Cade had killed his first man at age eight. He knew how easy it was once you'd started, kid or no kid.

(Page 111: Cade kills and eats a man raw)

(Page 112: he kills and eats someone else)

Cade figured as long as he was wishing, he'd like a pony.

Twelve hours without killing someone. Cade figured it could be done.

Cade was a lot of things, but happy wasn't one of them.

Cade wasn't a man troubled overmuch by fashion.

He figured he could sit through an episode of Rules of Engagement if he had to.

There'd never been a time he hadn't wanted to kill anything that moved.

Cade shook his head. He wasn't a man to hold back much when it came to killing, it had to be said.

But Cade was sick and tired of feeling things.

When he was in the mood for it, Cade could be a real stone cold son of a bitch.

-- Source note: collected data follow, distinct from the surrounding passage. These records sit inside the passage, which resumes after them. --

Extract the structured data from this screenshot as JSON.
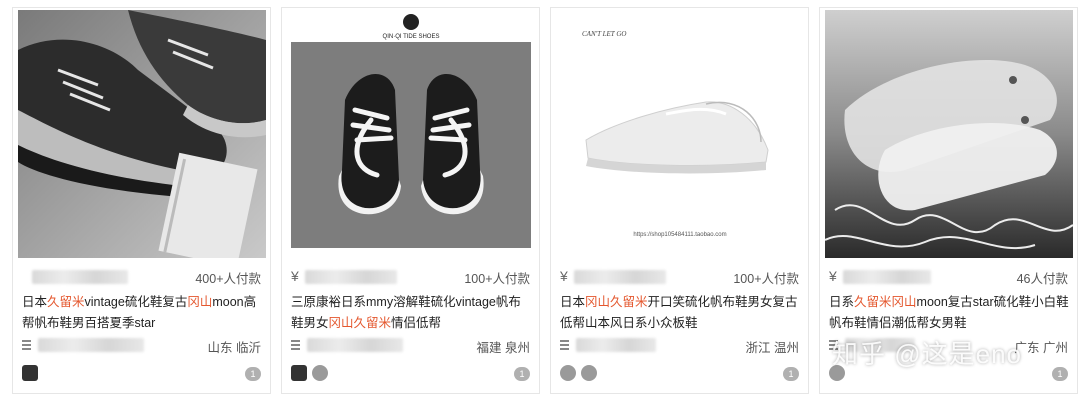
{
  "products": [
    {
      "title_parts": [
        "日本",
        "久留米",
        "vintage硫化鞋复古",
        "冈山",
        "moon高帮帆布鞋男百搭夏季star"
      ],
      "highlight": [
        false,
        true,
        false,
        true,
        false
      ],
      "show_yen": false,
      "sales": "400+人付款",
      "location": "山东 临沂",
      "comment_count": "1"
    },
    {
      "title_parts": [
        "三原康裕日系mmy溶解鞋硫化vintage帆布鞋男女",
        "冈山久留米",
        "情侣低帮"
      ],
      "highlight": [
        false,
        true,
        false
      ],
      "show_yen": true,
      "yen": "¥",
      "sales": "100+人付款",
      "location": "福建 泉州",
      "comment_count": "1",
      "image_text": {
        "brand": "QIN·QI TIDE SHOES"
      }
    },
    {
      "title_parts": [
        "日本",
        "冈山久留米",
        "开口笑硫化帆布鞋男女复古低帮山本风日系小众板鞋"
      ],
      "highlight": [
        false,
        true,
        false
      ],
      "show_yen": true,
      "yen": "¥",
      "sales": "100+人付款",
      "location": "浙江 温州",
      "comment_count": "1",
      "image_text": {
        "caption": "CAN'T LET GO",
        "url": "https://shop105484111.taobao.com"
      }
    },
    {
      "title_parts": [
        "日系",
        "久留米冈山",
        "moon复古star硫化鞋小白鞋帆布鞋情侣潮低帮女男鞋"
      ],
      "highlight": [
        false,
        true,
        false
      ],
      "show_yen": true,
      "yen": "¥",
      "sales": "46人付款",
      "location": "广东 广州",
      "comment_count": "1"
    }
  ],
  "watermark": "知乎 @这是eno",
  "colors": {
    "highlight": "#e4572e",
    "text": "#222222",
    "muted": "#555555",
    "border": "#e6e6e6"
  }
}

Some inner gear slipped and snapped, the jagged metal teeth of it tearing at the workings of his soul, damaging them beyond any repair.

It was as if the time spent beating his only child gave him strength.

It was clear, in other words, that this was a problem Cade would have to solve himself, despite being all of eight years old.

If he was lucky, he was about to murder the city of San Francisco once and for all.

He was a man who'd shot his own conscience in the face so he could murder easier when it came time to.

He'd seen enough of San Francisco , and he had a strong feeling San Francisco had seen enough of him, given that he'd killed about ninety-eight per cent of it with his own two hands.